Mais c’est par préjugé que vous respecterez un homme revêtu de certains habits, marchant gravement, parlant de même. Vos parents vous ont dit que vous deviez vous incliner devant cet homme ; vous le respectez avant de savoir s’il mérite vos respects : vous croissez en âge et en connaissances ; vous vous apercevez que cet homme est un charlatan pétri d’orgueil, d’intérêt et d’artifice ; vous méprisez ce que vous révériez, et le préjugé cède au jugement.
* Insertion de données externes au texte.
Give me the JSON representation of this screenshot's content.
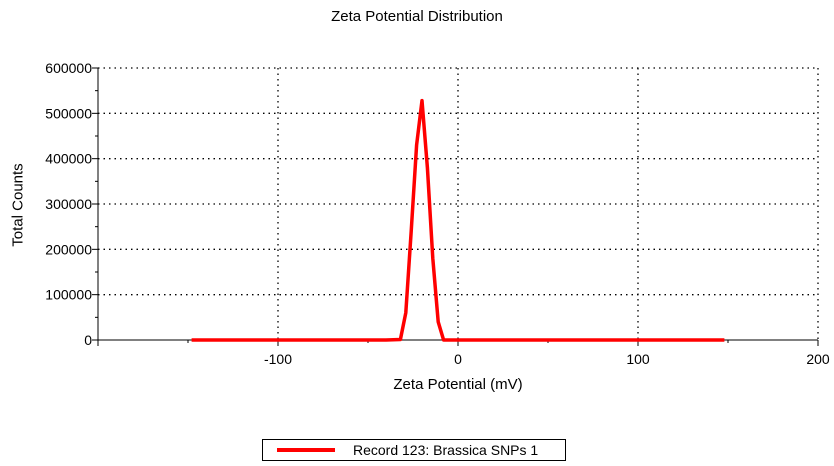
{
  "chart_data": {
    "type": "line",
    "title": "Zeta Potential Distribution",
    "xlabel": "Zeta Potential (mV)",
    "ylabel": "Total Counts",
    "xlim": [
      -200,
      200
    ],
    "ylim": [
      0,
      600000
    ],
    "xticks": [
      -200,
      -100,
      0,
      100,
      200
    ],
    "xtick_labels": [
      "",
      "-100",
      "0",
      "100",
      "200"
    ],
    "yticks": [
      0,
      100000,
      200000,
      300000,
      400000,
      500000,
      600000
    ],
    "ytick_labels": [
      "0",
      "100000",
      "200000",
      "300000",
      "400000",
      "500000",
      "600000"
    ],
    "grid": true,
    "legend_position": "bottom",
    "series": [
      {
        "name": "Record 123: Brassica SNPs 1",
        "color": "#ff0000",
        "x": [
          -148,
          -40,
          -32,
          -29,
          -26,
          -23,
          -20,
          -17,
          -14,
          -11,
          -8,
          148
        ],
        "y": [
          0,
          0,
          1000,
          60000,
          240000,
          430000,
          528000,
          380000,
          180000,
          40000,
          0,
          0
        ]
      }
    ]
  }
}
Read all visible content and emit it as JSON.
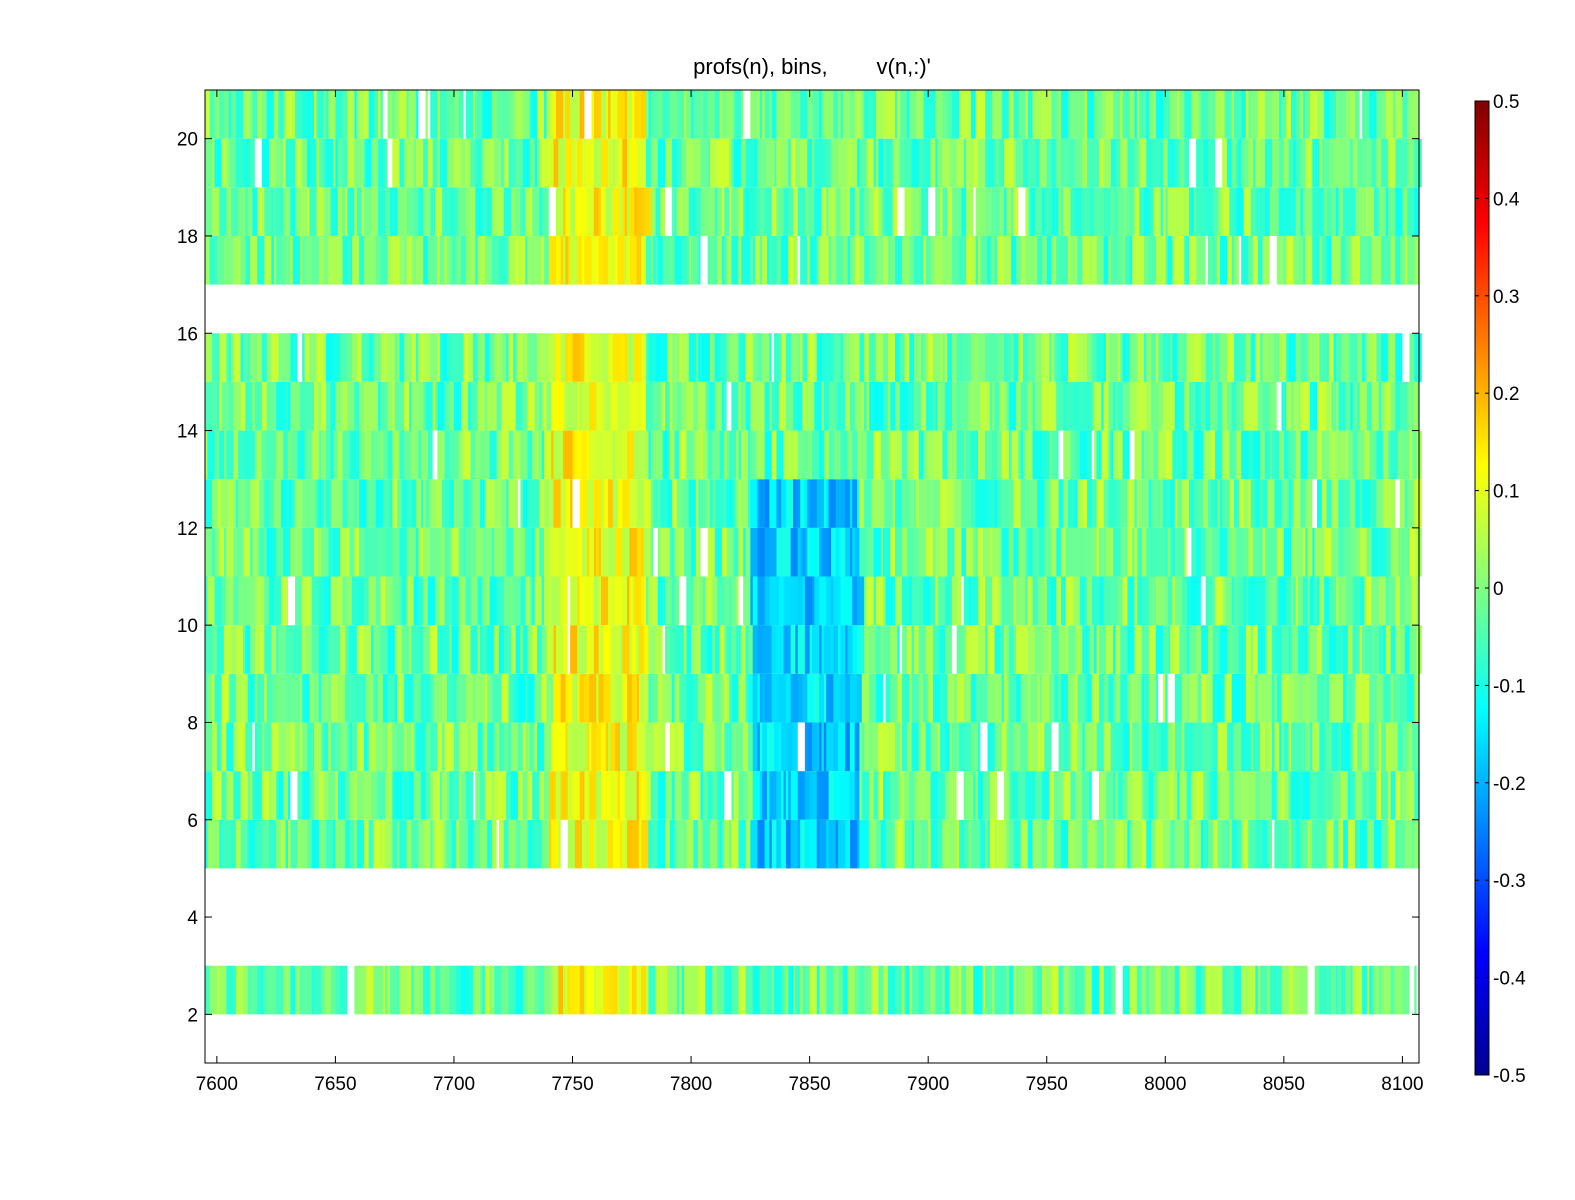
{
  "chart_data": {
    "type": "heatmap",
    "title": "profs(n), bins,        v(n,:)'",
    "xlabel": "",
    "ylabel": "",
    "xlim": [
      7595,
      8107
    ],
    "ylim": [
      1,
      21
    ],
    "xticks": [
      7600,
      7650,
      7700,
      7750,
      7800,
      7850,
      7900,
      7950,
      8000,
      8050,
      8100
    ],
    "xtick_labels": [
      "7600",
      "7650",
      "7700",
      "7750",
      "7800",
      "7850",
      "7900",
      "7950",
      "8000",
      "8050",
      "8100"
    ],
    "yticks": [
      2,
      4,
      6,
      8,
      10,
      12,
      14,
      16,
      18,
      20
    ],
    "ytick_labels": [
      "2",
      "4",
      "6",
      "8",
      "10",
      "12",
      "14",
      "16",
      "18",
      "20"
    ],
    "grid": false,
    "colormap": "jet",
    "clim": [
      -0.5,
      0.5
    ],
    "colorbar": {
      "ticks": [
        0.5,
        0.4,
        0.3,
        0.2,
        0.1,
        0,
        -0.1,
        -0.2,
        -0.3,
        -0.4,
        -0.5
      ],
      "tick_labels": [
        "0.5",
        "0.4",
        "0.3",
        "0.2",
        "0.1",
        "0",
        "-0.1",
        "-0.2",
        "-0.3",
        "-0.4",
        "-0.5"
      ],
      "position": "right"
    },
    "rows_with_data": [
      2,
      5,
      6,
      7,
      8,
      9,
      10,
      11,
      12,
      13,
      14,
      15,
      17,
      18,
      19,
      20
    ],
    "empty_rows": [
      1,
      3,
      4,
      16
    ],
    "column_step": 1,
    "approximate_features": [
      {
        "x_range": [
          7740,
          7780
        ],
        "rows": [
          2,
          20
        ],
        "mean_value": 0.12,
        "description_label": "warm band"
      },
      {
        "x_range": [
          7825,
          7870
        ],
        "rows": [
          5,
          12
        ],
        "mean_value": -0.17,
        "description_label": "cool band"
      }
    ],
    "background_mean": -0.02
  }
}
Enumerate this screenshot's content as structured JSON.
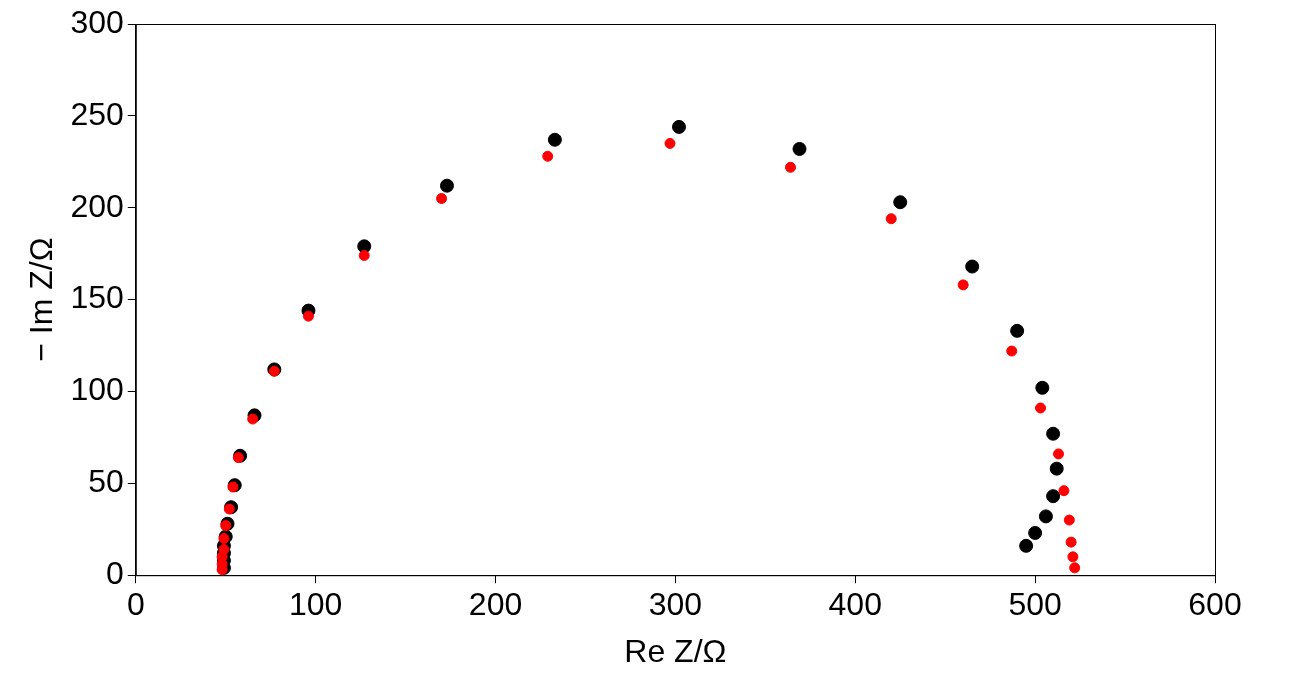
{
  "chart_data": {
    "type": "scatter",
    "x_label": "Re Z/Ω",
    "y_label": "− Im Z/Ω",
    "xlim": [
      0,
      600
    ],
    "xticks": [
      0,
      100,
      200,
      300,
      400,
      500,
      600
    ],
    "ylim": [
      0,
      300
    ],
    "yticks": [
      0,
      50,
      100,
      150,
      200,
      250,
      300
    ],
    "grid": false,
    "series": [
      {
        "color": "#ff0000",
        "marker": "circle",
        "x": [
          48,
          48,
          48,
          49,
          49,
          50,
          52,
          54,
          57,
          65,
          77,
          96,
          127,
          170,
          229,
          297,
          364,
          420,
          460,
          487,
          503,
          513,
          516,
          519,
          520,
          521,
          522
        ],
        "values": [
          3,
          6,
          10,
          14,
          20,
          27,
          36,
          48,
          64,
          85,
          111,
          141,
          174,
          205,
          228,
          235,
          222,
          194,
          158,
          122,
          91,
          66,
          46,
          30,
          18,
          10,
          4
        ]
      },
      {
        "color": "#000000",
        "marker": "circle",
        "x": [
          49,
          49,
          49,
          49,
          50,
          51,
          53,
          55,
          58,
          66,
          77,
          96,
          127,
          173,
          233,
          302,
          369,
          425,
          465,
          490,
          504,
          510,
          512,
          510,
          506,
          500,
          495
        ],
        "values": [
          4,
          8,
          12,
          16,
          21,
          28,
          37,
          49,
          65,
          87,
          112,
          144,
          179,
          212,
          237,
          244,
          232,
          203,
          168,
          133,
          102,
          77,
          58,
          43,
          32,
          23,
          16
        ]
      }
    ]
  }
}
Vous avez cru par préjugé les fables dont on a bercé votre enfance : on vous a dit que les Titans firent la guerre aux dieux, et que Vénus fut amoureuse d’Adonis ; vous prenez à douze ans ces fables pour des vérités ; vous les regardez à vingt ans comme des allégories ingénieuses.

Examinons en peu de mots les différentes sortes de préjugés, afin de mettre de l’ordre dans nos affaires. Nous serons peut-être comme ceux qui, du temps du système de Lass, s’aperçurent qu’ils avaient calculé des richesses imaginaires.

PRÉJUGÉS DES SENS.

N’est-ce pas une chose plaisante que nos yeux nous trompent toujours, lors même que nous voyons très-bien, et qu’au contraire nos oreilles ne nous trompent pas ? Que votre oreille bien conformée entende : Vous êtes belle, je vous aime ; il est bien sûr qu’on ne vous a pas dit : Je vous hais, vous êtes laide. Mais vous voyez un miroir uni : il est démontré que vous vous trompez, c’est une surface très-raboteuse. Vous voyez le soleil d’environ deux pieds de diamètre : il est démontré qu’il est un million de fois plus gros que la terre.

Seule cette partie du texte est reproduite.